Another example is yielding to people walking. While people driving are still much, much, much more likely to injure or kill someone on foot, this is one of the few situations where someone biking can seriously hurt someone else. It is very rare, but as this week’s terrible incident in New York’s Central Park shows, it can and does happen.
So it was good to hear from Detective Patrick Michaud that safety around people walking is their top priority in the enforcement efforts. From King 5:
“The majority of bicyclists do follow the rules, and just like drivers, there are the few that do break the law,” said Det. Patrick Michaud of the Seattle Police Department.
“We want to reinforce that it’s everybody’s duty to be out there using the roads safely,” said Michaud. “The thing that we’re most worried about [are] the pedestrians.”
However, the King 5 report troublingly also lists a series of supposed infractions that are not against the law (or at least not always), such as:
- “stopping in a crosswalk” – People biking are allowed to use crosswalks and are legally treated as pedestrians while using them (though people biking must always yield to people walking). While obviously you shouldn’t fully block a crosswalk, sometimes you need to use the crosswalk in order to make a two-stage turn if no bike box is provided. This is legal.
- “not using that familiar turn signal sign language” – The law says you have to signal “unless during the last one hundred feet both hands are needed to control or operate the bicycle.” This is obvious: Keeping control of the bike is more important than signaling. So signal as often as you safely can, but don’t hurt yourself doing it.
- “remembering to walk bikes along on sidewalks” – This is 100 percent not the law in Seattle. You do not need to walk your bike on a sidewalk unless there is a sign that specifically says so. However, when biking on the sidewalk, you must yield to people walking. UPDATE: King 5 has corrected their story to reflect this. Thanks, King 5!
I hope that these mistakes were made by King 5 and not the Seattle PD, who should know these basic bike laws. I also hope King 5 corrects these errors.
Beyond these not-laws, there are some laws that do not actually affect the safety of others, such as “riding without a helmet.” While it is true that it is against health regulations for an adult to bike without a helmet in King County, it’s also true that we are one of very few big cities in the entire world that even has this law. And no, we aren’t ahead of the curve. If anything, cities around the globe that did have all-ages helmet laws are repealing them (or making them only apply under 18) in order to help bike share systems succeed.
It is simply not wise nor beneficial to public safety to spend precious police enforcement time going after people who aren’t wearing a helmet while they ride a bike.

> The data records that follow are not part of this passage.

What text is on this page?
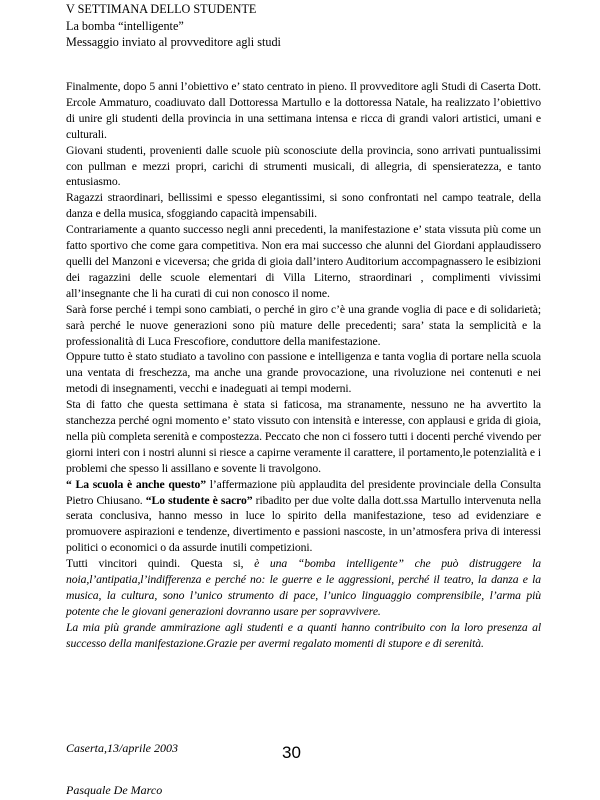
V SETTIMANA DELLO STUDENTE
La bomba “intelligente”
Messaggio inviato al provveditore agli studi

Finalmente, dopo 5 anni l’obiettivo e’ stato centrato in pieno. Il provveditore agli Studi di Caserta Dott. Ercole Ammaturo, coadiuvato dall Dottoressa Martullo e la dottoressa Natale, ha realizzato l’obiettivo di unire gli studenti della provincia in una settimana intensa e ricca di grandi valori artistici, umani e culturali.

Giovani studenti, provenienti dalle scuole più sconosciute della provincia, sono arrivati puntualissimi con pullman e mezzi propri, carichi di strumenti musicali, di allegria, di spensieratezza, e tanto entusiasmo.

Ragazzi straordinari, bellissimi e spesso elegantissimi, si sono confrontati nel campo teatrale, della danza e della musica, sfoggiando capacità impensabili.

Contrariamente a quanto successo negli anni precedenti, la manifestazione e’ stata vissuta più come un fatto sportivo che come gara competitiva. Non era mai successo che alunni del Giordani applaudissero quelli del Manzoni e viceversa; che grida di gioia dall’intero Auditorium accompagnassero le esibizioni dei ragazzini delle scuole elementari di Villa Literno, straordinari , complimenti vivissimi all’insegnante che li ha curati di cui non conosco il nome.

Sarà forse perché i tempi sono cambiati, o perché in giro c’è una grande voglia di pace e di solidarietà; sarà perché le nuove generazioni sono più mature delle precedenti; sara’ stata la semplicità e la professionalità di Luca Frescofiore, conduttore della manifestazione.

Oppure tutto è stato studiato a tavolino con passione e intelligenza e tanta voglia di portare nella scuola una ventata di freschezza, ma anche una grande provocazione, una rivoluzione nei contenuti e nei metodi di insegnamenti, vecchi e inadeguati ai tempi moderni.

Sta di fatto che questa settimana è stata si faticosa, ma stranamente, nessuno ne ha avvertito la stanchezza perché ogni momento e’ stato vissuto con intensità e interesse, con applausi e grida di gioia, nella più completa serenità e compostezza. Peccato che non ci fossero tutti i docenti perché vivendo per giorni interi con i nostri alunni si riesce a capirne veramente il carattere, il portamento,le potenzialità e i problemi che spesso li assillano e sovente li travolgono.

“ La scuola è anche questo” l’affermazione più applaudita del presidente provinciale della Consulta Pietro Chiusano. “Lo studente è sacro” ribadito per due volte dalla dott.ssa Martullo intervenuta nella serata conclusiva, hanno messo in luce lo spirito della manifestazione, teso ad evidenziare e promuovere aspirazioni e tendenze, divertimento e passioni nascoste, in un’atmosfera priva di interessi politici o economici o da assurde inutili competizioni.

Tutti vincitori quindi. Questa si, è una “bomba intelligente” che può distruggere la noia,l’antipatia,l’indifferenza e perché no: le guerre e le aggressioni, perché il teatro, la danza e la musica, la cultura, sono l’unico strumento di pace, l’unico linguaggio comprensibile, l’arma più potente che le giovani generazioni dovranno usare per sopravvivere.

La mia più grande ammirazione agli studenti e a quanti hanno contribuito con la loro presenza al successo della manifestazione.Grazie per avermi regalato momenti di stupore e di serenità.

Caserta,13/aprile 2003	30
Pasquale De Marco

This will be especially true when Pronto Cycle Share launches next month, since short, spontaneous trips are important to the success of the system. Sometimes that means people will choose to forgo a bike helmet for their short and simple trips. Bike share systems have an astoundingly safe track record in places where few people wear helmets. In fact, after 23 million rides on bike share systems all over the US, zero people have died. Seattle will be the first major US city to launch a bike share system with a helmet law still on the books.
We have suggested that if the city/county does not repeal the helmet law or change it to only apply to people under 18, they could at least change it to be a secondary offense. If someone without a helmet is breaking more important traffic laws like blowing through red lights or endangering people using crosswalks, then sure, they can get a double ticket. But if their only offense is not using a helmet, stopping them and giving them a ticket is not a valuable use of officer or traffic court time.
And as should always guide traffic enforcement efforts, police should focus on the kinds of law breaking that injures and kills people most often. Some effort to reign in the most egregious biking law breakers certainly is worthwhile, but by far the biggest bearers of injury and death on Seattle streets are sitting behind car steering wheels. This is not because people who drive are worse people than those who bike or anything like that. It’s simply because their vehicles are much larger and heavier. With more potential for damage comes more responsibility for the safety of those around you.
Here are some telling graphs from Seattle’s Road Safety Action Plan:
Unfortunately, Seattle PD has had a history of ticketing exactly the wrong people:
We all want the same things: A city that is safer for everyone. We’ll only get there if we stay focused on the biggest dangers.